A ce titre, tel que le rappelait Audrey Hénocque, première adjointe au Maire de Lyon, les trois mécanismes récemment mis en place par le gouvernement – à savoir une DSIL exceptionnelle répartie sans visibilité, un foisonnement illisible de multiples appels à projets et une nouvelle contractualisation qui s’avère, jusqu’à présent, assez intangible – ne semblent toujours pas à la hauteur de la volonté d’engagement des collectivités dans la relance.

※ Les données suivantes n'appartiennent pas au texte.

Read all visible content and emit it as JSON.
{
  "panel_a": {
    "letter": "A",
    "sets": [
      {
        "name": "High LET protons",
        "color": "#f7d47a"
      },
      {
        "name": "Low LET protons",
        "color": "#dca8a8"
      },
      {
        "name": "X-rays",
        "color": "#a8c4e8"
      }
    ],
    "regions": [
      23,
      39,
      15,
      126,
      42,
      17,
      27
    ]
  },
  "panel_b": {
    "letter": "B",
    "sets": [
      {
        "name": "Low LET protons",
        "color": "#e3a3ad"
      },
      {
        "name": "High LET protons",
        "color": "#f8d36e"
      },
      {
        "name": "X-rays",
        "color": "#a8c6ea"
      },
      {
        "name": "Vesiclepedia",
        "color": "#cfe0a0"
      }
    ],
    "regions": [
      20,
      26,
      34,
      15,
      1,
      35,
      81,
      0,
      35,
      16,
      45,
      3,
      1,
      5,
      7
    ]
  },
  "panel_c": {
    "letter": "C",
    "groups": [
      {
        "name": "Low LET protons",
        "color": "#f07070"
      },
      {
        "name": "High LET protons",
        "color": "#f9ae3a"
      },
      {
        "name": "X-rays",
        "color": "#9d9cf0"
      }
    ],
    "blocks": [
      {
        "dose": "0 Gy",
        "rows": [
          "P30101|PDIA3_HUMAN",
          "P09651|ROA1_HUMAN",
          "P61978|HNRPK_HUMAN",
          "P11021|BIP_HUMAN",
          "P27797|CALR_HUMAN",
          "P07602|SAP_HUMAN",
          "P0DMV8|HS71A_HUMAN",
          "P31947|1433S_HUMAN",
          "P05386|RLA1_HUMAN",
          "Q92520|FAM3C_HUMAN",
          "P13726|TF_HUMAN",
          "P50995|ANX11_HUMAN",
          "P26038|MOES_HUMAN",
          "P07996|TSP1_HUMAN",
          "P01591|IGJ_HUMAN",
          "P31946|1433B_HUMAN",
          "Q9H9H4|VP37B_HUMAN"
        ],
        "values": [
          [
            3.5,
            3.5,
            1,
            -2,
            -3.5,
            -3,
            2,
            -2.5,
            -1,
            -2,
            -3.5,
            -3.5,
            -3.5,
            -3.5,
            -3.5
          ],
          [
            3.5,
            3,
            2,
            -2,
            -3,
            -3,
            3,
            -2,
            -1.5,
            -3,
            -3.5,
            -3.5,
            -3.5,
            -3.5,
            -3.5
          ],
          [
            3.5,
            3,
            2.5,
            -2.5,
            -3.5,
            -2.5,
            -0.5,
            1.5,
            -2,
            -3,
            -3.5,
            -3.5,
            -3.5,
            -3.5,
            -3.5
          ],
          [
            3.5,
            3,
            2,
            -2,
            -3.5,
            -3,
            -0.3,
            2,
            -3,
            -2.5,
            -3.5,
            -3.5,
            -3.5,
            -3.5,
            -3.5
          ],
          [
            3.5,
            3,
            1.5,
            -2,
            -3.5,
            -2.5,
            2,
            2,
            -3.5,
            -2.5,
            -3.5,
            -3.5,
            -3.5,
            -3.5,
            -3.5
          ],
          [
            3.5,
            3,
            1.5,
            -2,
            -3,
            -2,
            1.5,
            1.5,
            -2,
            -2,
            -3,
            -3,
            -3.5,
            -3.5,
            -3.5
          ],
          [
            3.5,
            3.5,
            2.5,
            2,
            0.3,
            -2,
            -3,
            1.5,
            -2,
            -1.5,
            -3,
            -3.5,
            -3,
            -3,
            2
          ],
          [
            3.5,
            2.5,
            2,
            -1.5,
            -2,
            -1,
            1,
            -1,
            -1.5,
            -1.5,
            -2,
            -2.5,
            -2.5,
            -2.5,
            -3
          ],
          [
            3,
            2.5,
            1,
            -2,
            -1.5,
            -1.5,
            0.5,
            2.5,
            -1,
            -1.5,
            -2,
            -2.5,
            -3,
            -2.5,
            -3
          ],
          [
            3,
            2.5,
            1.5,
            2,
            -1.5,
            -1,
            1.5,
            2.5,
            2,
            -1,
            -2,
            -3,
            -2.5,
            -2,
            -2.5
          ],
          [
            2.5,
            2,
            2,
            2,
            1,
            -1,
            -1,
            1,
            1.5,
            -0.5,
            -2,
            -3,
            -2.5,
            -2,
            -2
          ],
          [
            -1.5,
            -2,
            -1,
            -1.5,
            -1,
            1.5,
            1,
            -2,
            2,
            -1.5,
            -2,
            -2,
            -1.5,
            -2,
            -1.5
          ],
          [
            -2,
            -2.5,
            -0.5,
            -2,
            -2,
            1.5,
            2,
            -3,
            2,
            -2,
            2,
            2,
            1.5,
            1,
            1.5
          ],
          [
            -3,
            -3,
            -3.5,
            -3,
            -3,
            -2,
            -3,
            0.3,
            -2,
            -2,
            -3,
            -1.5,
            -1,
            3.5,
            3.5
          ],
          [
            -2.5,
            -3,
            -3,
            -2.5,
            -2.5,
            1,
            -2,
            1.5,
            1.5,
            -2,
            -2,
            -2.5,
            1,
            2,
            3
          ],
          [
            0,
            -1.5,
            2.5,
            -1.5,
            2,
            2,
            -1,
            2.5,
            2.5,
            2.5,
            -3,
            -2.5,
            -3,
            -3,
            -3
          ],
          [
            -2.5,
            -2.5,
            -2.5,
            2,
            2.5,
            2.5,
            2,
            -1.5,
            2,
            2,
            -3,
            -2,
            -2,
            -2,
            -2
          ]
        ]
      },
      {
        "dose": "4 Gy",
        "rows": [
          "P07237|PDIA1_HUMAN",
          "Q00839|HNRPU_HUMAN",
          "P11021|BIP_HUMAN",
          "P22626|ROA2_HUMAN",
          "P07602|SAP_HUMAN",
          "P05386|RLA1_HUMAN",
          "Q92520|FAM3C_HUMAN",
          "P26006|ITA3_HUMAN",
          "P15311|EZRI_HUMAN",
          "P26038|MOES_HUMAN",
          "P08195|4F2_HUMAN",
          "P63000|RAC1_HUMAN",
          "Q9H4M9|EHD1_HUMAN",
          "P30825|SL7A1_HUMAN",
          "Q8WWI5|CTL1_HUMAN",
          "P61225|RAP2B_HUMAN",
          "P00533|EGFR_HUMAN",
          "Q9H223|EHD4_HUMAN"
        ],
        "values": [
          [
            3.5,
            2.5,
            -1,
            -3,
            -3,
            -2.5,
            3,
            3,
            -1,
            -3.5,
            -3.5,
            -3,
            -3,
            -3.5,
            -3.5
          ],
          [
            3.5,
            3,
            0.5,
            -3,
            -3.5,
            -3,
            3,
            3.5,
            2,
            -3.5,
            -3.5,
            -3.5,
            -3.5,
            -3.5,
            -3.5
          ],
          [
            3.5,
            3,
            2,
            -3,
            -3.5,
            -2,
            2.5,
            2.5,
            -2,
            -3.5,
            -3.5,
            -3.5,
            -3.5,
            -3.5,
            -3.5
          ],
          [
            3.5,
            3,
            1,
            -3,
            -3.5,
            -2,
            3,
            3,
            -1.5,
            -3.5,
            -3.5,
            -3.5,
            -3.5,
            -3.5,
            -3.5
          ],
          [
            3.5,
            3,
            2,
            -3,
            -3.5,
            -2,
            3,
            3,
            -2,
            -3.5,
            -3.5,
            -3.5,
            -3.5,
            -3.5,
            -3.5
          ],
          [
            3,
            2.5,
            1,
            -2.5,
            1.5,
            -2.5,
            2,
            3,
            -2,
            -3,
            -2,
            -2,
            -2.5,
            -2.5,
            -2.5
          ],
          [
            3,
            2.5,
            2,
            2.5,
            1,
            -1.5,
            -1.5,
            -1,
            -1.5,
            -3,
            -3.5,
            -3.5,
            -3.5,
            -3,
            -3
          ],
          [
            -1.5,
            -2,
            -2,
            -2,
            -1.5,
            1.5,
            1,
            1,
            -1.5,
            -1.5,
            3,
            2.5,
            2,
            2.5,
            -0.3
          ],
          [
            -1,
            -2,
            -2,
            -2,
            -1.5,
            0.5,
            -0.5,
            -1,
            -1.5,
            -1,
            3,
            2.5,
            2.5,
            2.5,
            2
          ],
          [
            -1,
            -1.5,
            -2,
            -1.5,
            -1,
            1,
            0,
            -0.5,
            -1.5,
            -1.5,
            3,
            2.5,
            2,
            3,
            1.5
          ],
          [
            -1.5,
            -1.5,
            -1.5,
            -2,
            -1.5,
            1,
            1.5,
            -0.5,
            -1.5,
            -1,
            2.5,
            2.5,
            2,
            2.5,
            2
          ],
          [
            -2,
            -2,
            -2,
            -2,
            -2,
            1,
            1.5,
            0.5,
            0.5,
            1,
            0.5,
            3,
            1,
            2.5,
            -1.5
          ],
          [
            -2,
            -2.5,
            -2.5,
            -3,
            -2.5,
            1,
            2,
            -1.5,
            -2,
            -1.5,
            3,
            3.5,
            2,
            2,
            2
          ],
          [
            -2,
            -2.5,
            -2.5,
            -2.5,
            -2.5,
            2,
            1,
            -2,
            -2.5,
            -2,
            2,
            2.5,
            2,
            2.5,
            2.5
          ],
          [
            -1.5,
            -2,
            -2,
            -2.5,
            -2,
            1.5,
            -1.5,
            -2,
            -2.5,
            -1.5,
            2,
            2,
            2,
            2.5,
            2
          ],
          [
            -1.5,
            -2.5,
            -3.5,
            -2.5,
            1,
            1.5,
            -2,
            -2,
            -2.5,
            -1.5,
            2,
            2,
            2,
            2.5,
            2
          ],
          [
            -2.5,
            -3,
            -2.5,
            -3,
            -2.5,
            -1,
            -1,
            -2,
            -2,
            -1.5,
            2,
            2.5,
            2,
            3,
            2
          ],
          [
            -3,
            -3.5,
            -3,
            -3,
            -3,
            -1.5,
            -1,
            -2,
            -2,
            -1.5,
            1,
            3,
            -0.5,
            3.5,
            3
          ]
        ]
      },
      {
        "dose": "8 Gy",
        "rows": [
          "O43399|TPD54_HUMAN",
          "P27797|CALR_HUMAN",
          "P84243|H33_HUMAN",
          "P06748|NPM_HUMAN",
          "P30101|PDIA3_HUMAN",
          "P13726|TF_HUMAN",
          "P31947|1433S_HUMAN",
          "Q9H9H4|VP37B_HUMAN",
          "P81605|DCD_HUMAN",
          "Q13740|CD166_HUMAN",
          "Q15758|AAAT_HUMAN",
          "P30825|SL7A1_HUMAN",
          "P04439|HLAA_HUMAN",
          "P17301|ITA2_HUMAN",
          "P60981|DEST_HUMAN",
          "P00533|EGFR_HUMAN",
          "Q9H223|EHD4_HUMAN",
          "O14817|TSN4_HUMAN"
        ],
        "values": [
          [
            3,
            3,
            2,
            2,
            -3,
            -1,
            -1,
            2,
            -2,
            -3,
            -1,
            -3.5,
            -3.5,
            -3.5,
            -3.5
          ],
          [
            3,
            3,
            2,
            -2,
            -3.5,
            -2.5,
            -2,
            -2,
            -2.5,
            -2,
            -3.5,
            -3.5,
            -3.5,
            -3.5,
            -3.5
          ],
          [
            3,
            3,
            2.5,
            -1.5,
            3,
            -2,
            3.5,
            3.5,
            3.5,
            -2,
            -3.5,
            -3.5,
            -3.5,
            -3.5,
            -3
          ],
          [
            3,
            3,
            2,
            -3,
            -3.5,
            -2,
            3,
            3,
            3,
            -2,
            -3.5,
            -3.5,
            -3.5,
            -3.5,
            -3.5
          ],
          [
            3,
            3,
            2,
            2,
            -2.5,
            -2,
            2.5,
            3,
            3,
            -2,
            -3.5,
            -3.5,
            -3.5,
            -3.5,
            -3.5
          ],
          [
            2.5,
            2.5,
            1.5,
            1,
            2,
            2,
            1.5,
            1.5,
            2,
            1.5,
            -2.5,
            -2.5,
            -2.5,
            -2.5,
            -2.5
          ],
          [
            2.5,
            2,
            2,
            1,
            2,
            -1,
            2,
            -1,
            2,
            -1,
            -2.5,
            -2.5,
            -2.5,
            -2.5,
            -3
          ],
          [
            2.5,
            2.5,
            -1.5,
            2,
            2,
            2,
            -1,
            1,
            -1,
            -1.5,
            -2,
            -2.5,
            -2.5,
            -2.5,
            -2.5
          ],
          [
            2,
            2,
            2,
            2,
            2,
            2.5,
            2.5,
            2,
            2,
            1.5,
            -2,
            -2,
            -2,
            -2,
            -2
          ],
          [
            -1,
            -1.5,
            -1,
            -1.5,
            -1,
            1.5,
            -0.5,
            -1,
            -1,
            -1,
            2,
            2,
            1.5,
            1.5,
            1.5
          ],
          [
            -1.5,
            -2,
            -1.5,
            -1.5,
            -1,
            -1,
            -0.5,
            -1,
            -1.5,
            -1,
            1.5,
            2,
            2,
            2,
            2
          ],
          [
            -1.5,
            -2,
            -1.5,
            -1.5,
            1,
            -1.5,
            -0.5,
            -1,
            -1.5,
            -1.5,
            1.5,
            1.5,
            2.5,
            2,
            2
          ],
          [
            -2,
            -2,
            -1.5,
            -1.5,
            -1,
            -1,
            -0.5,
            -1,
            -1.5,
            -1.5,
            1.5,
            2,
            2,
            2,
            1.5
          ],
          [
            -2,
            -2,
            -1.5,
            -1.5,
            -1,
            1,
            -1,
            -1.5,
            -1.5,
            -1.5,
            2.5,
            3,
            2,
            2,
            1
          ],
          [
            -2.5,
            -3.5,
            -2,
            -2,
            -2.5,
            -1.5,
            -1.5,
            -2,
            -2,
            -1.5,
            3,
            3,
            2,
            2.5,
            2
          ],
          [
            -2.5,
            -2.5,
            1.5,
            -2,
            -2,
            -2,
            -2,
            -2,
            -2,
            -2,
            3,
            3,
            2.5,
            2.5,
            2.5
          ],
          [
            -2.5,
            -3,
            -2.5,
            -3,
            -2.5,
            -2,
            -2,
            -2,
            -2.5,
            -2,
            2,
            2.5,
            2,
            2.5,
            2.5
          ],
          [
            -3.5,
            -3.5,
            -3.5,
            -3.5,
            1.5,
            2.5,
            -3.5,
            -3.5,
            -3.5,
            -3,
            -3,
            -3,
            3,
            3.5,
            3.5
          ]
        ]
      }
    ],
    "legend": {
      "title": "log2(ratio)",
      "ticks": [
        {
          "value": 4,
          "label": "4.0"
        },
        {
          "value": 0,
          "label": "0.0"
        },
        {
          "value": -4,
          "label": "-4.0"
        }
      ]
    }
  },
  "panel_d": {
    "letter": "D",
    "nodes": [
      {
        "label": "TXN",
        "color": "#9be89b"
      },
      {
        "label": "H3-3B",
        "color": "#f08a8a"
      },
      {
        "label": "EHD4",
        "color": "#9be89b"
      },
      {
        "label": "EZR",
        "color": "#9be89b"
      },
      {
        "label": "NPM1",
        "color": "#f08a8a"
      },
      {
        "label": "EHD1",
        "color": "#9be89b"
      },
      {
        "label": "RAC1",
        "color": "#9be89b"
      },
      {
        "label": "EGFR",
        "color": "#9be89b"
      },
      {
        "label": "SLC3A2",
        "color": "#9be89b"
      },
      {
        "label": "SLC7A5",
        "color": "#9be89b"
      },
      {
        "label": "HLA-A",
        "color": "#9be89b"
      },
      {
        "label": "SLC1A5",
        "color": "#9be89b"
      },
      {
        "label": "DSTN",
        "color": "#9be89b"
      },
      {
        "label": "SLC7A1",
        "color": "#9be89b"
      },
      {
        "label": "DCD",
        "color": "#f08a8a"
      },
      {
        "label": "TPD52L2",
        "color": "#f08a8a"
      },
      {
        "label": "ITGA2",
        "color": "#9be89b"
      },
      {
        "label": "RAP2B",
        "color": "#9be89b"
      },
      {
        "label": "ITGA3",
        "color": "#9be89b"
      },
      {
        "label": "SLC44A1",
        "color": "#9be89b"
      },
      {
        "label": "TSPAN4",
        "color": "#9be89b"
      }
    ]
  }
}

Questions-réponses avec la DGFIP

L’invitation, par la commission, de Guillaume Robert, chef du Service des collectivités locales à la Direction générale des Finances publiques, a rendu possibles des échanges sur plusieurs chantiers de l’administration concernant les collectivités :
 

  • Nouveau réseau de proximité des finances publiques : le remplacement des trésoreries par des services de gestion comptable rencontrerait de bons résultats sur le terrain. Un guide méthodologique à destination des collectivités serait néanmoins souhaitable, considérant les quelques difficultés observées.
  • Projet zéro cash : la disparition des espèces dans le réseau de la DGFIP entraîne des conséquences sur le paiement des sommes dues par les particuliers, sur les opérations d’approvisionnement et de dégagement des régisseurs municipaux ou sur la délivrance de bons de secours aux personnes en difficulté. Plusieurs évolutions ont donc été présentées.
  • Application « Gérer mes biens immobiliers » : cette nouvelle interface informatique, couplées à des obligations déclaratives, devrait faciliter la déclaration du statut d’occupation de chaque local meublé et la collecte des loyers sur laquelle s’appuiera la révision des valeurs locatives des locaux d’habitation. La contribution des collectivités au contrôle du statut d’occupation a fait l’objet d’échanges constructifs.
  • Fiabilisation du rôle 2020 de taxe d’habitation : servant de base au calcul des compensations de suppression de la TH, le rôle 2020 se doit d’être le plus fidèle possible à la réalité, malgré son établissement rendu plus compliqué par la crise sanitaire. La DGFIP dit partager cette préoccupation.
  • Avances remboursables à destination des AOM non franciliennes : la DGFIP a apporté les précisions demandées sur ce dispositif, en invitant les collectivités rencontrant des situations particulières à se manifester directement.

La prochaine réunion de la Commission aura lieu le 1er avril prochain. Les réunions thématiques consacrées aux négociations des collectivités avec les délégataires, dans le contexte actuel de crise sanitaire et de bouleversement économique ; à la fiscalité des logements sous-occupés en zone tendue et à la finance et aux budgets verts se tiendront entre temps.